Over the years, because many of my students approach me with questions about careers in Investment Banking, I’ve written down a few stock answers. Here are my notes:

An investment banker is someone who works or is connected with an investment house. Such investment houses or companies are often called investment houses, brokerage houses, underwriters, or simply investment banks. Many investment bankers are employees, but others may function as agents or independent contractors.

Most investment bankers who are sales representatives (stock brokers) are licensed individuals and must pass a background investigation and several exams to obtain the required licenses. Having satisfied the requirements, the candidates become “registered representatives,” and may then buy and sell securities through the organized markets.

The body that supervises both investment banks and registered representatives is the NASD (National Association of Securities Dealers).

Investment banks raise money for the Government, institutions, individuals worldwide, and public corporations by arranging the sale of securities (stocks, bonds, and derivatives) to the public in the primary market. After an initial public offering (IPO), the purchase and sale of securities take place in the secondary markets.

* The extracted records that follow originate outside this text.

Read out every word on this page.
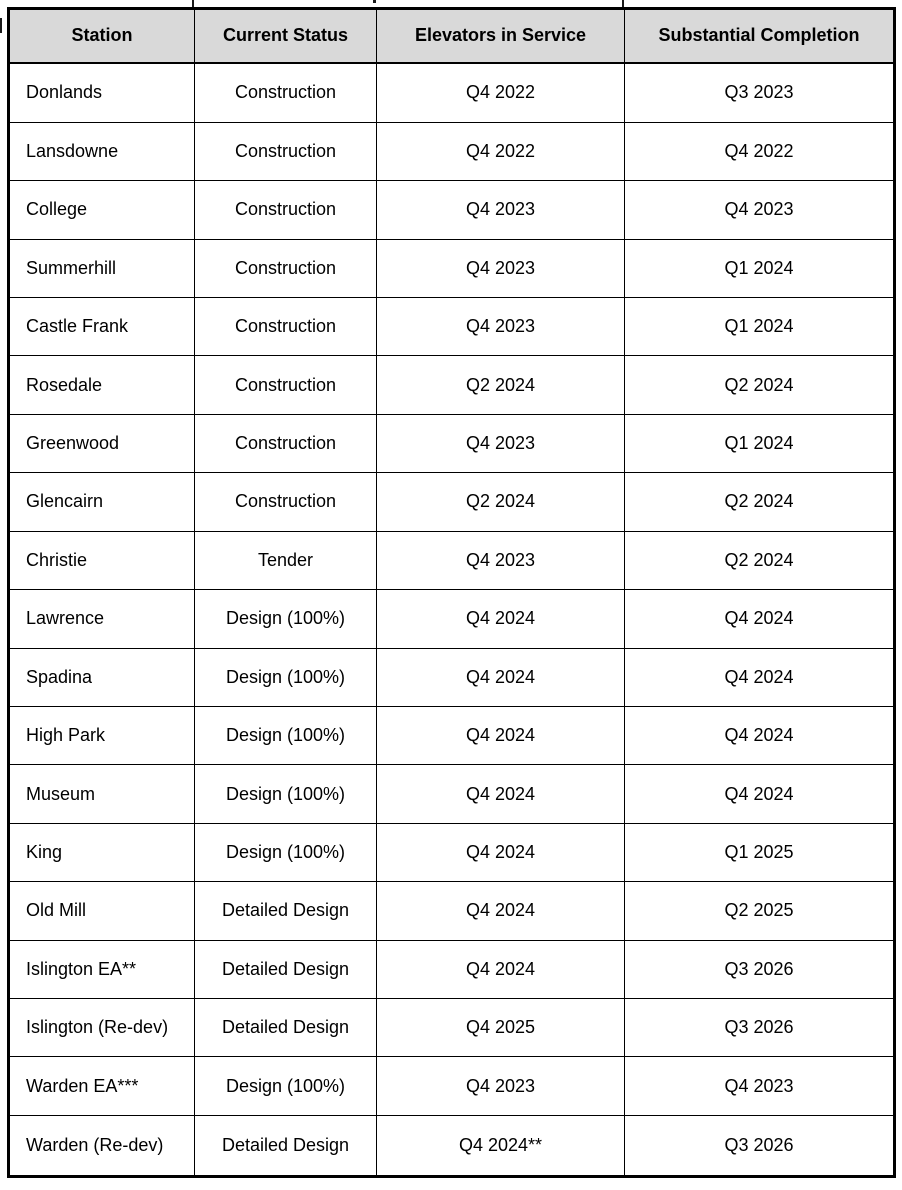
Station	Current Status	Elevators in Service	Substantial Completion
Donlands	Construction	Q4 2022	Q3 2023
Lansdowne	Construction	Q4 2022	Q4 2022
College	Construction	Q4 2023	Q4 2023
Summerhill	Construction	Q4 2023	Q1 2024
Castle Frank	Construction	Q4 2023	Q1 2024
Rosedale	Construction	Q2 2024	Q2 2024
Greenwood	Construction	Q4 2023	Q1 2024
Glencairn	Construction	Q2 2024	Q2 2024
Christie	Tender	Q4 2023	Q2 2024
Lawrence	Design (100%)	Q4 2024	Q4 2024
Spadina	Design (100%)	Q4 2024	Q4 2024
High Park	Design (100%)	Q4 2024	Q4 2024
Museum	Design (100%)	Q4 2024	Q4 2024
King	Design (100%)	Q4 2024	Q1 2025
Old Mill	Detailed Design	Q4 2024	Q2 2025
Islington EA**	Detailed Design	Q4 2024	Q3 2026
Islington (Re-dev)	Detailed Design	Q4 2025	Q3 2026
Warden EA***	Design (100%)	Q4 2023	Q4 2023
Warden (Re-dev)	Detailed Design	Q4 2024**	Q3 2026
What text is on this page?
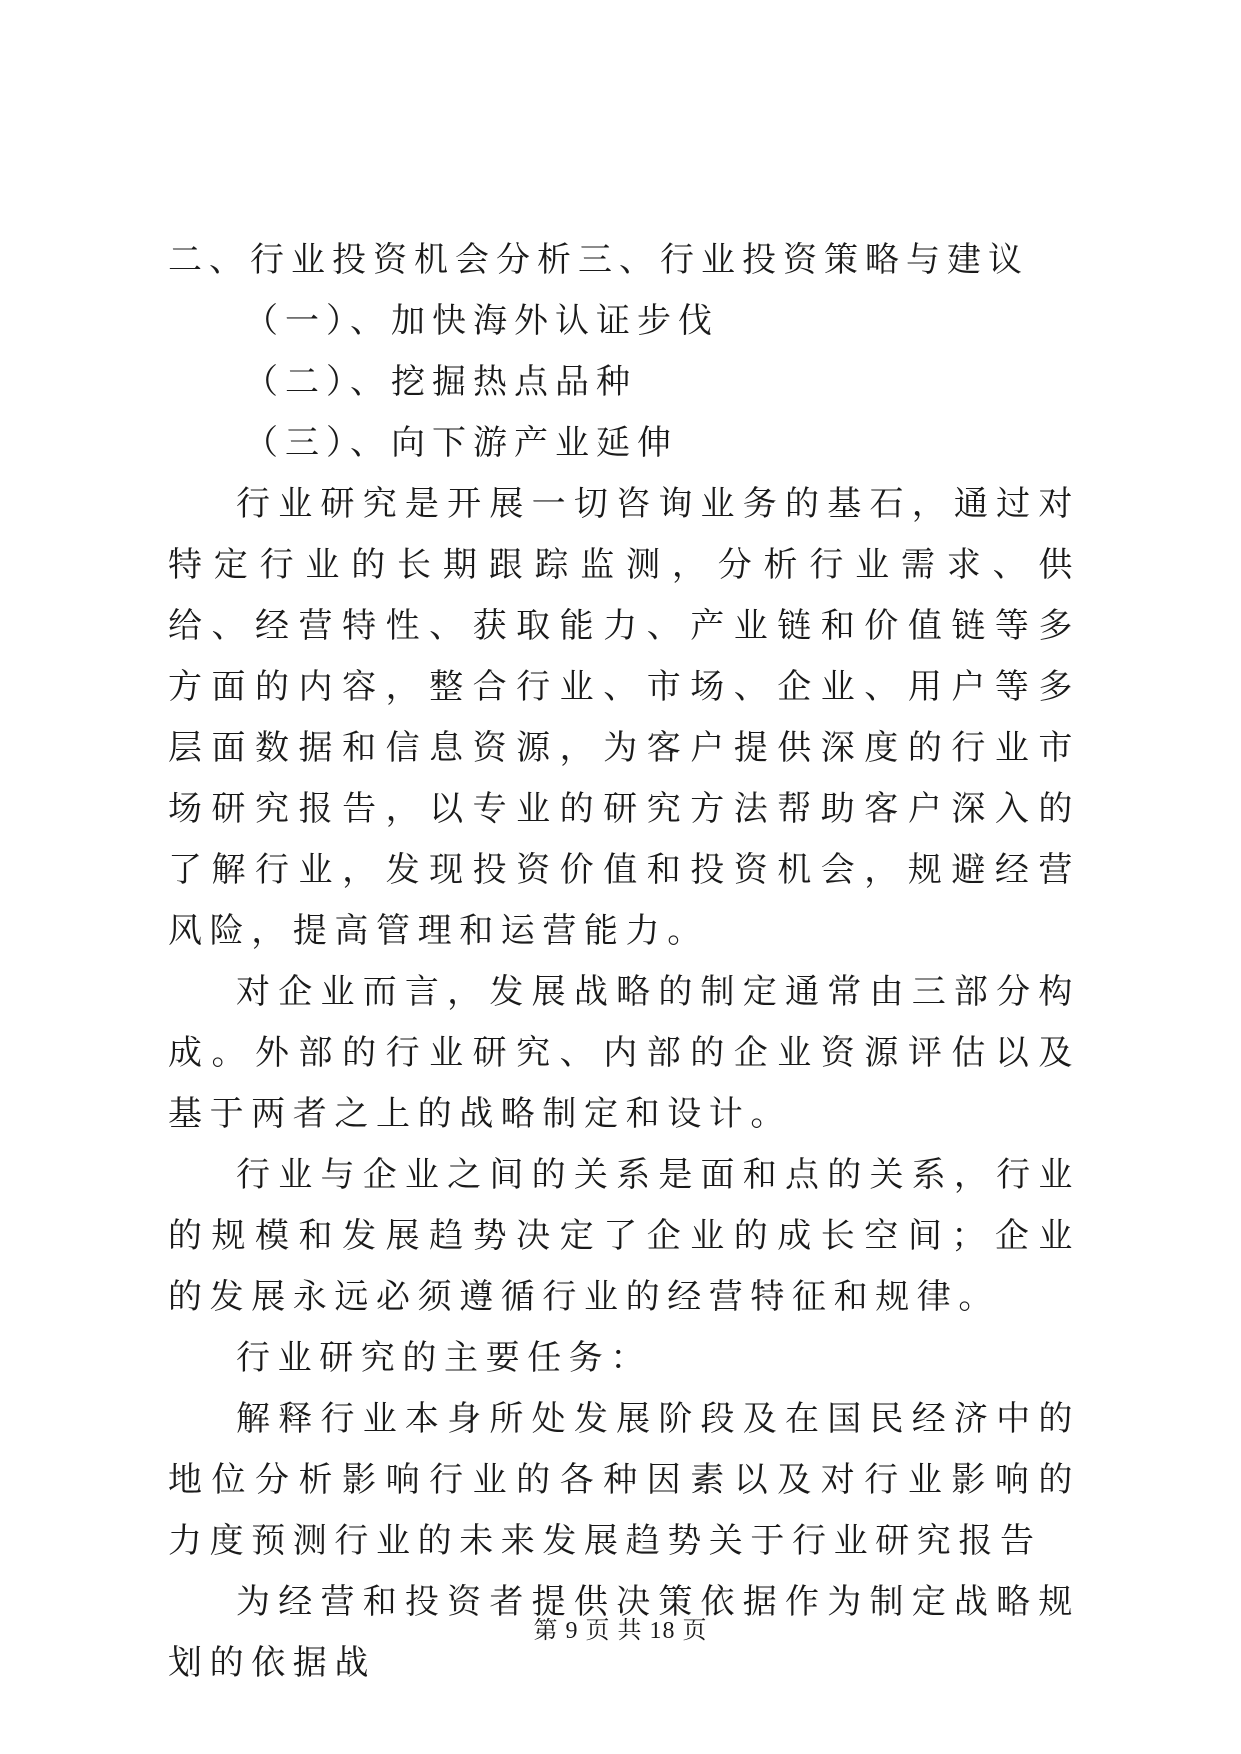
二、行业投资机会分析三、行业投资策略与建议
（一）、加快海外认证步伐
（二）、挖掘热点品种
（三）、向下游产业延伸

行业研究是开展一切咨询业务的基石，通过对特定行业的长期跟踪监测，分析行业需求、供给、经营特性、获取能力、产业链和价值链等多方面的内容，整合行业、市场、企业、用户等多层面数据和信息资源，为客户提供深度的行业市场研究报告，以专业的研究方法帮助客户深入的了解行业，发现投资价值和投资机会，规避经营风险，提高管理和运营能力。

对企业而言，发展战略的制定通常由三部分构成。外部的行业研究、内部的企业资源评估以及基于两者之上的战略制定和设计。

行业与企业之间的关系是面和点的关系，行业的规模和发展趋势决定了企业的成长空间；企业的发展永远必须遵循行业的经营特征和规律。

行业研究的主要任务：

解释行业本身所处发展阶段及在国民经济中的地位分析影响行业的各种因素以及对行业影响的力度预测行业的未来发展趋势关于行业研究报告

为经营和投资者提供决策依据作为制定战略规划的依据战

第 9 页 共 18 页
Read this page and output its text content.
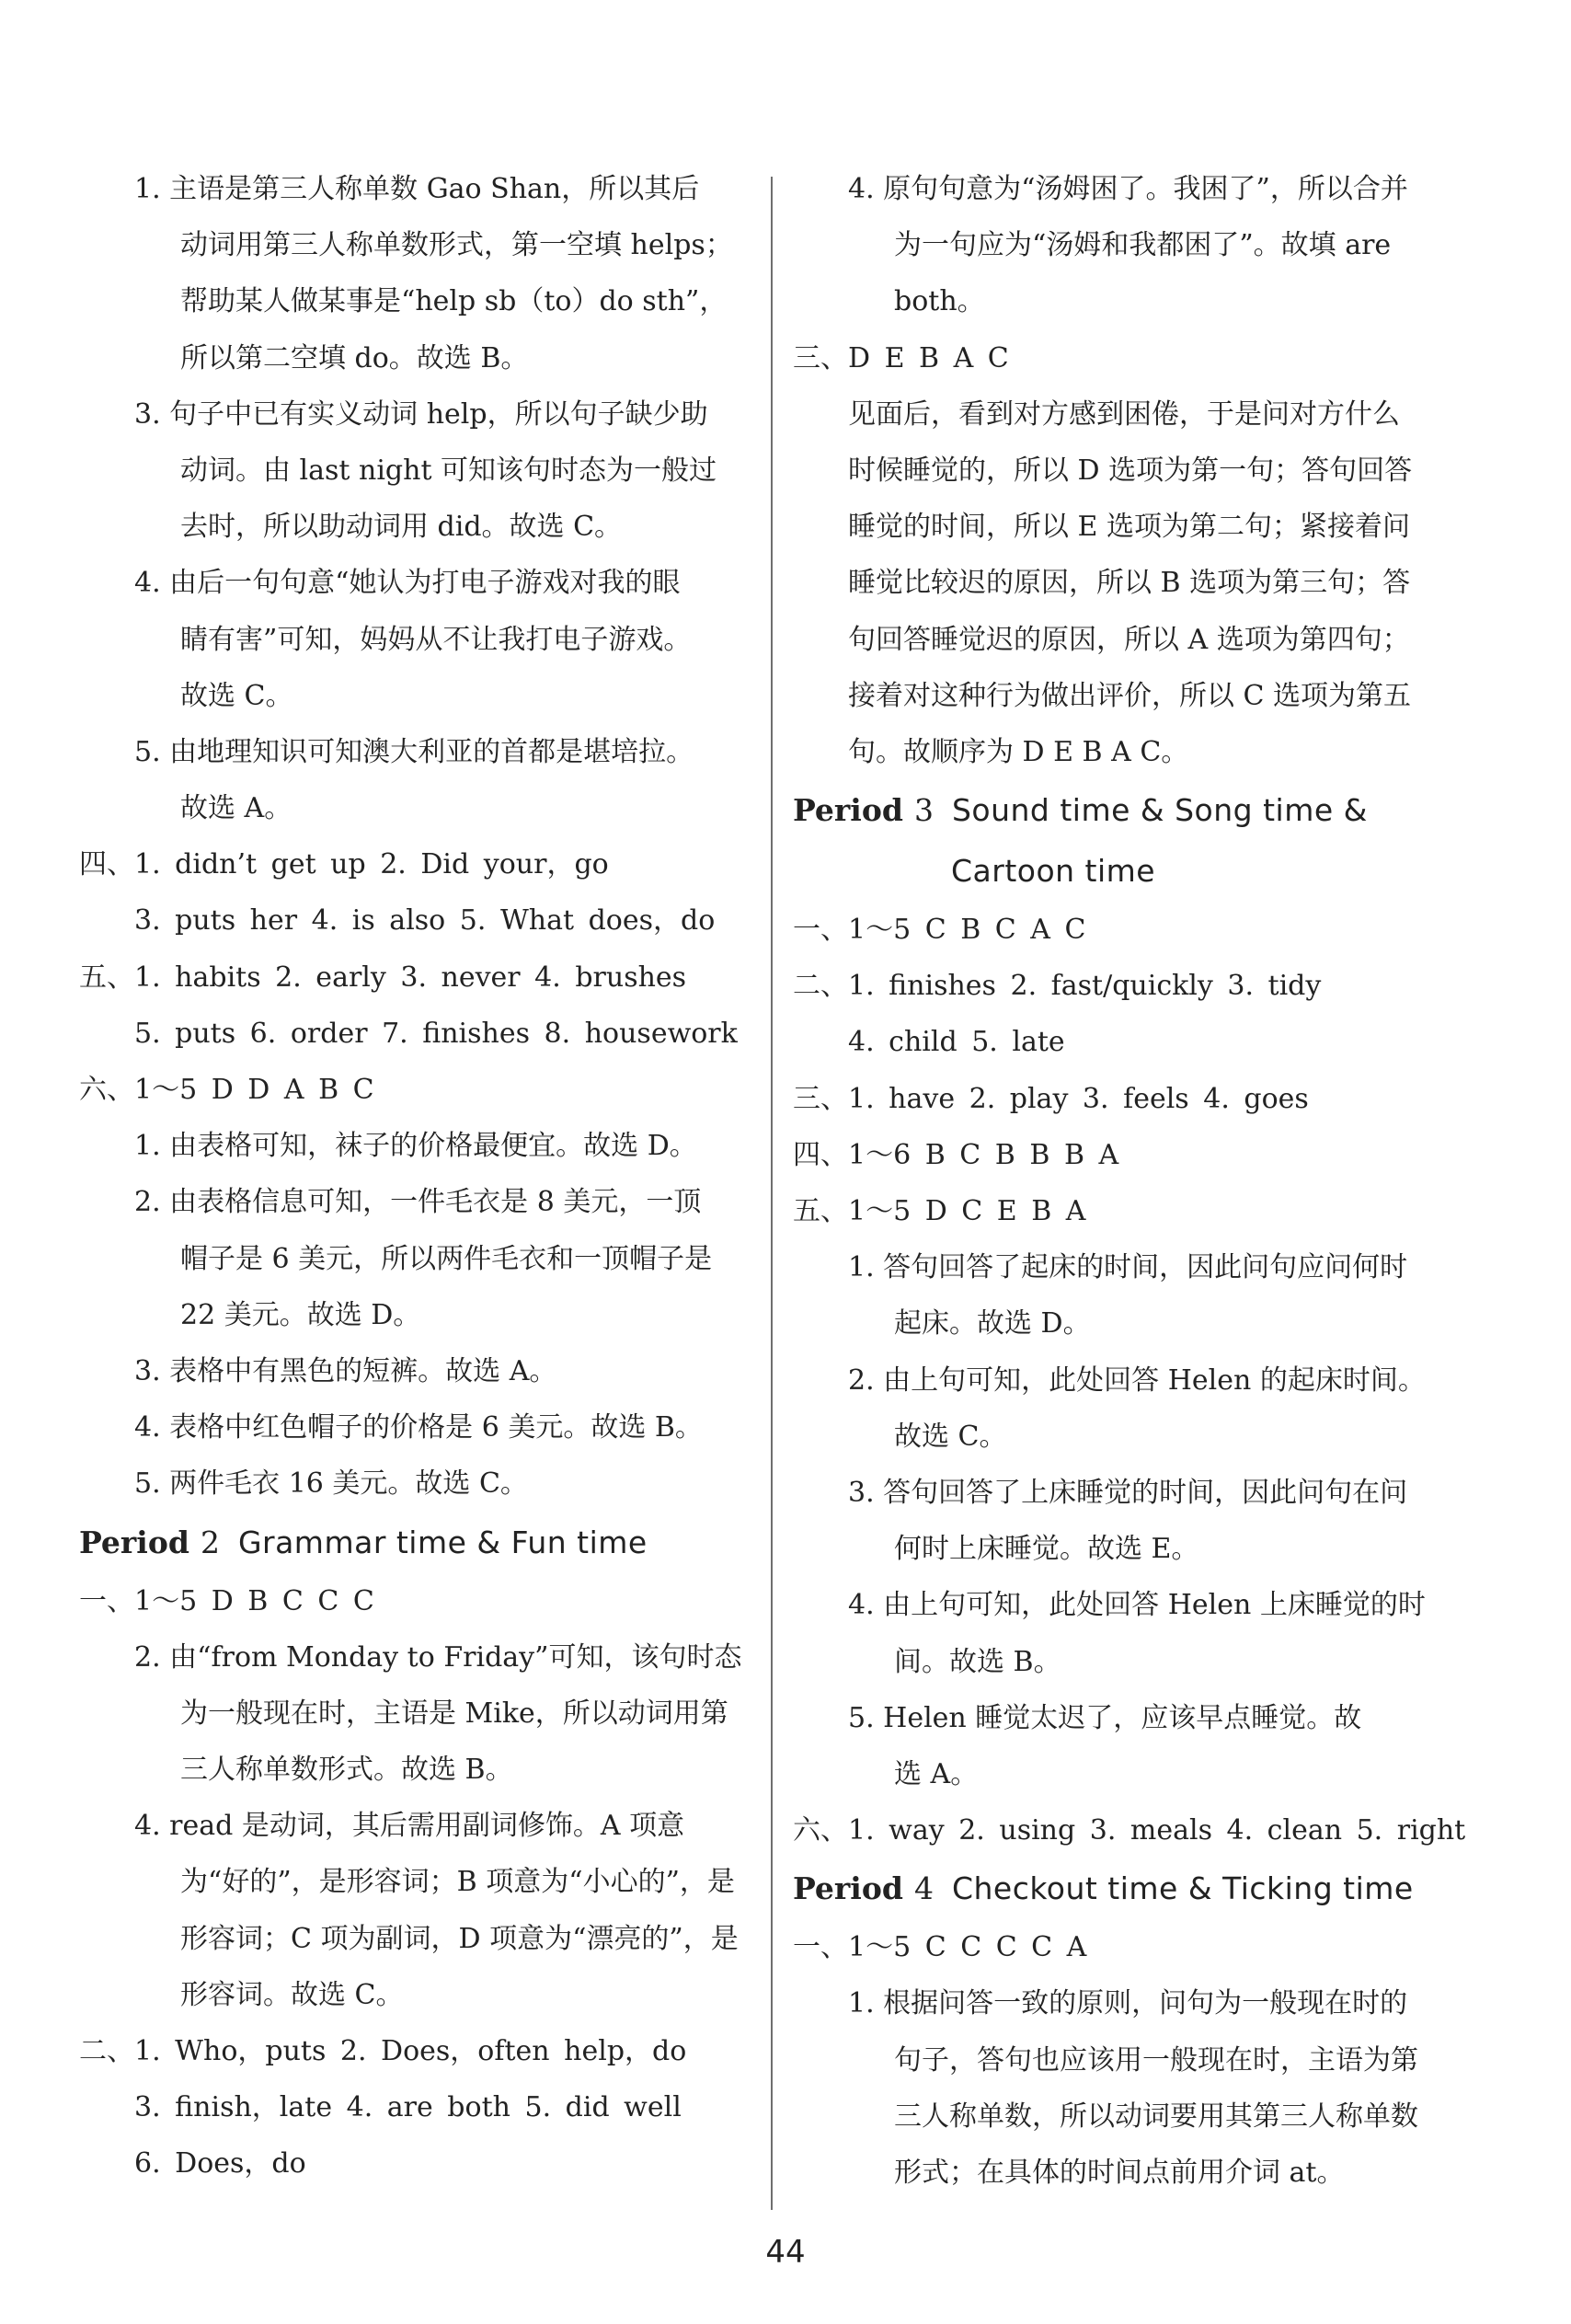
1. 主语是第三人称单数 Gao Shan，所以其后
动词用第三人称单数形式，第一空填 helps；
帮助某人做某事是“help sb（to）do sth”，
所以第二空填 do。故选 B。
3. 句子中已有实义动词 help，所以句子缺少助
动词。由 last night 可知该句时态为一般过
去时，所以助动词用 did。故选 C。
4. 由后一句句意“她认为打电子游戏对我的眼
睛有害”可知，妈妈从不让我打电子游戏。
故选 C。
5. 由地理知识可知澳大利亚的首都是堪培拉。
故选 A。
四、1. didn’t get up 2. Did your，go
3. puts her 4. is also 5. What does，do
五、1. habits 2. early 3. never 4. brushes
5. puts 6. order 7. finishes 8. housework
六、1～5 D D A B C
1. 由表格可知，袜子的价格最便宜。故选 D。
2. 由表格信息可知，一件毛衣是 8 美元，一顶
帽子是 6 美元，所以两件毛衣和一顶帽子是
22 美元。故选 D。
3. 表格中有黑色的短裤。故选 A。
4. 表格中红色帽子的价格是 6 美元。故选 B。
5. 两件毛衣 16 美元。故选 C。
Period 2 Grammar time & Fun time
一、1～5 D B C C C
2. 由“from Monday to Friday”可知，该句时态
为一般现在时，主语是 Mike，所以动词用第
三人称单数形式。故选 B。
4. read 是动词，其后需用副词修饰。A 项意
为“好的”，是形容词；B 项意为“小心的”，是
形容词；C 项为副词，D 项意为“漂亮的”，是
形容词。故选 C。
二、1. Who，puts 2. Does，often help，do
3. finish，late 4. are both 5. did well
6. Does，do
4. 原句句意为“汤姆困了。我困了”，所以合并
为一句应为“汤姆和我都困了”。故填 are
both。
三、D E B A C
见面后，看到对方感到困倦，于是问对方什么
时候睡觉的，所以 D 选项为第一句；答句回答
睡觉的时间，所以 E 选项为第二句；紧接着问
睡觉比较迟的原因，所以 B 选项为第三句；答
句回答睡觉迟的原因，所以 A 选项为第四句；
接着对这种行为做出评价，所以 C 选项为第五
句。故顺序为 D E B A C。
Period 3 Sound time & Song time &
Cartoon time
一、1～5 C B C A C
二、1. finishes 2. fast/quickly 3. tidy
4. child 5. late
三、1. have 2. play 3. feels 4. goes
四、1～6 B C B B B A
五、1～5 D C E B A
1. 答句回答了起床的时间，因此问句应问何时
起床。故选 D。
2. 由上句可知，此处回答 Helen 的起床时间。
故选 C。
3. 答句回答了上床睡觉的时间，因此问句在问
何时上床睡觉。故选 E。
4. 由上句可知，此处回答 Helen 上床睡觉的时
间。故选 B。
5. Helen 睡觉太迟了，应该早点睡觉。故
选 A。
六、1. way 2. using 3. meals 4. clean 5. right
Period 4 Checkout time & Ticking time
一、1～5 C C C C A
1. 根据问答一致的原则，问句为一般现在时的
句子，答句也应该用一般现在时，主语为第
三人称单数，所以动词要用其第三人称单数
形式；在具体的时间点前用介词 at。
44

Professional services offered by investment banks:

Lacking the expertise to raise capital on their own or through organized securities markets (NYSE, OTC, Nasdaq, or the American Stock Exchange), the corporation must rely on investment banks. Therefore, they contract these banks so that they can design and negotiate the company’s best strategy and to recommend the sale of either bonds (debt) or stock (equity).

The bank’s resident staff includes a legal department that makes sure all Government regulations are complied with and all the necessary documentation properly gathered and printed. An important aspect of this expertise is the research called “Due Diligence,” which certifies that a checklist of material facts have been scrutinized to protect investors, the bank, and the company that is issuing the securities.

For small corporations seeking finance, the investment banks will require a retainer, which varies from house to house, but usually around $25,000. Since each deal is different and unique, the corporate controller must shop around to get a good idea as to what a reasonable fee may be.

With the deal settled, the investment bank proceeds to get the issue out. Initially they will prepare the Private Placement Memorandum (PPM) which contains a blueprint for marketing the issue.

Mergers and acquisitions (M&A)

Investment bankers also handle mergers and acquisitions and corporate restructurings. This is a very lucrative field for many investment bankers. By bringing together companies and either merging them or acquiring them (and letting them work independently), investment banks foster the growth of successful companies. Some companies achieve growth and earnings through mergers and acquisitions rather than through the operations of their main line of business. Take for example, General Electric. Investors no longer think of GE as a manufacturing electronics company, but as a conglomerate and finance company. Not only do investment banks bring together companies to form a larger company, but they also break them up into smaller companies, spinoffs, or carve-outs. In either case, the banks will make money.

Brokerage and proprietary trading

Proprietary Investing refers to the management of portfolios of high-yield bonds, leveraged loans and other publicly traded securities. The management teams use intense credit research and relative value analysis.  The “prop desk” handles the trades of stocks, bonds, options, commodities, swaps, and other derivatives.

Different strategies are employed for different clients. For example, less aggressive techniques and risk will be employed in the management of pension funds. Likewise, not-for-profit institutions will restrict the trading to safer techniques.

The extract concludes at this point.